Excitotoxicity and N‐methyl‐D‐Aspartate receptors

Abstract

AbstractA great deal of new information has been generated over the past decade in the excitatory amino acid (EAA) field. Not only have endogenous EAA such as glutamate and aspartate become recognized as the leading neurotransmitter candidates at the majority of excitatory synapses in the mammalian central nervous system, but it is becoming increasingly evident that the well‐established neurotoxic (excitotoxic) properties of these agents may play an important role in the pathophysiology of neurodegenerative diseases.

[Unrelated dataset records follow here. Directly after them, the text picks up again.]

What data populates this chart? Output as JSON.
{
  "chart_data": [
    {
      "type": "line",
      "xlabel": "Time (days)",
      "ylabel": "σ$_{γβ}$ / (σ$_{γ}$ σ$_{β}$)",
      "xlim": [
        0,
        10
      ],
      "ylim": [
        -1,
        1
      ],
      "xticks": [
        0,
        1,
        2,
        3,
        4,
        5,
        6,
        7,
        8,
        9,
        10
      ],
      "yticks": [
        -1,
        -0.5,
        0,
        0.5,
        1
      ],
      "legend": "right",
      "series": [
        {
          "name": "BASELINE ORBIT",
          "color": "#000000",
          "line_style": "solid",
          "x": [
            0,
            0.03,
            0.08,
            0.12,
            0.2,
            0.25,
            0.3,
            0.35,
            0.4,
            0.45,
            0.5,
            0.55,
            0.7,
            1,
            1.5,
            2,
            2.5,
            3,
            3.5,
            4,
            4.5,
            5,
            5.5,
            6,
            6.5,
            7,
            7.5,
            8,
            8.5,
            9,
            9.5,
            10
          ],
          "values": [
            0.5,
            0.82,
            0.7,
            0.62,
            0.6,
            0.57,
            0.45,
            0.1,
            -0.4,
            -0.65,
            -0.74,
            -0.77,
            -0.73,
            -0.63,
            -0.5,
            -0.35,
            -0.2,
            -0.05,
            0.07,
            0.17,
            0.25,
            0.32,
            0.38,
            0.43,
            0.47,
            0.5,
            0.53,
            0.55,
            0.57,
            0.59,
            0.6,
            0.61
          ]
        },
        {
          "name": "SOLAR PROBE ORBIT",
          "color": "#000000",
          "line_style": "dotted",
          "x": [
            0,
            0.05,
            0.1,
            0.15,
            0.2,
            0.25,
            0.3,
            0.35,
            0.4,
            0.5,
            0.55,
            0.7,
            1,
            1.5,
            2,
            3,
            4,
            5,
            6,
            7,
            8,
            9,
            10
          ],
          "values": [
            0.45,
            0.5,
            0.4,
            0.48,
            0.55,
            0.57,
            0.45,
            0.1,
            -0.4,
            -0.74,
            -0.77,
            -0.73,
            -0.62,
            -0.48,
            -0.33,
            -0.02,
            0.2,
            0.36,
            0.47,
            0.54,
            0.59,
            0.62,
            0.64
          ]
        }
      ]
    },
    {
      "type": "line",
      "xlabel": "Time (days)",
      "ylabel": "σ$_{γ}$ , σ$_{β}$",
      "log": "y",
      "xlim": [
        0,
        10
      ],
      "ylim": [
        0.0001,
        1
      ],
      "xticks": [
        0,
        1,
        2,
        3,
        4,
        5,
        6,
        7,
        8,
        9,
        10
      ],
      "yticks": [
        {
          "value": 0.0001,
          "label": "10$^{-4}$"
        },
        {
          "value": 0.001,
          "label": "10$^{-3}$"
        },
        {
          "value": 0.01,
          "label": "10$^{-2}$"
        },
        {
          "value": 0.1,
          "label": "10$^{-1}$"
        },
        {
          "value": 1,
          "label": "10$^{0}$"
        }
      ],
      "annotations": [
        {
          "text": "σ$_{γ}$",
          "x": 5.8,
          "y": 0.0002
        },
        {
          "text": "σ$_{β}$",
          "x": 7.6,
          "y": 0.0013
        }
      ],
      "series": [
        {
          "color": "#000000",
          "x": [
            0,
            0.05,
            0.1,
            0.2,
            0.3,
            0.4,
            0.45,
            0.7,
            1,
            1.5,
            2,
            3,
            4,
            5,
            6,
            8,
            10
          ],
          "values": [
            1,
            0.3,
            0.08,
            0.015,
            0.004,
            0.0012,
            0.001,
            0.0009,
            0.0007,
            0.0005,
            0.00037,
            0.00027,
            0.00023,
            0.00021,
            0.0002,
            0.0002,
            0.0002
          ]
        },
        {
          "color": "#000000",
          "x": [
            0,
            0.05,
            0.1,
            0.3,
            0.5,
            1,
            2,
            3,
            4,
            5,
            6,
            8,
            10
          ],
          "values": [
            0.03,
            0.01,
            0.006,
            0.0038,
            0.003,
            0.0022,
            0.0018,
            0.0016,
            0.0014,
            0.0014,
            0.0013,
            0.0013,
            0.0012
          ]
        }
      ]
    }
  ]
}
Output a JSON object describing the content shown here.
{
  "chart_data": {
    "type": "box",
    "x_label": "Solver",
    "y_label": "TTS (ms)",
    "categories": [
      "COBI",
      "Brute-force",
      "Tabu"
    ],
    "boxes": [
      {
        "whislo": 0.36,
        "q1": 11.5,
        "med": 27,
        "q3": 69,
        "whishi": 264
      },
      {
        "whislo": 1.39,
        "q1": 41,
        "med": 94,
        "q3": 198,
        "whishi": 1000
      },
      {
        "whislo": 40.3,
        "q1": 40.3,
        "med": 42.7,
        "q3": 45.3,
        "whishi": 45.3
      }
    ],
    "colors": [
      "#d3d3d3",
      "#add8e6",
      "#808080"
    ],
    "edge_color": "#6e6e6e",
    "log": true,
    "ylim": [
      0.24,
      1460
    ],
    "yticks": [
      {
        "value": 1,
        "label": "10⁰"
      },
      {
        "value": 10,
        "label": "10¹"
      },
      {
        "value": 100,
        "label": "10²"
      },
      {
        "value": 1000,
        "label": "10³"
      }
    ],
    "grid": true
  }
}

Several EAA receptor subtypes have been identified through which the excitotoxicity of EAA might be expressed. One of these—the N‐methyl‐D‐aspartate (NMDA) receptor—has become a primary focus of attention because of evidence suggesting it may be involved in a wide range of both neurophysiological and pathological processes. Antagonists that powerfully block both the excitatory and neurotoxic actions of EAA agonists at the NMDA receptor or associated ion channel have been identified and are being developed as potential neuroprotective agents for use in the management of neurological disorders. In this article, the potential role of excitotoxic mechanisms in neurodegenerative diseases and the prospects for controlling such disease processes by the application of antiexcitotoxin drugs will be examined.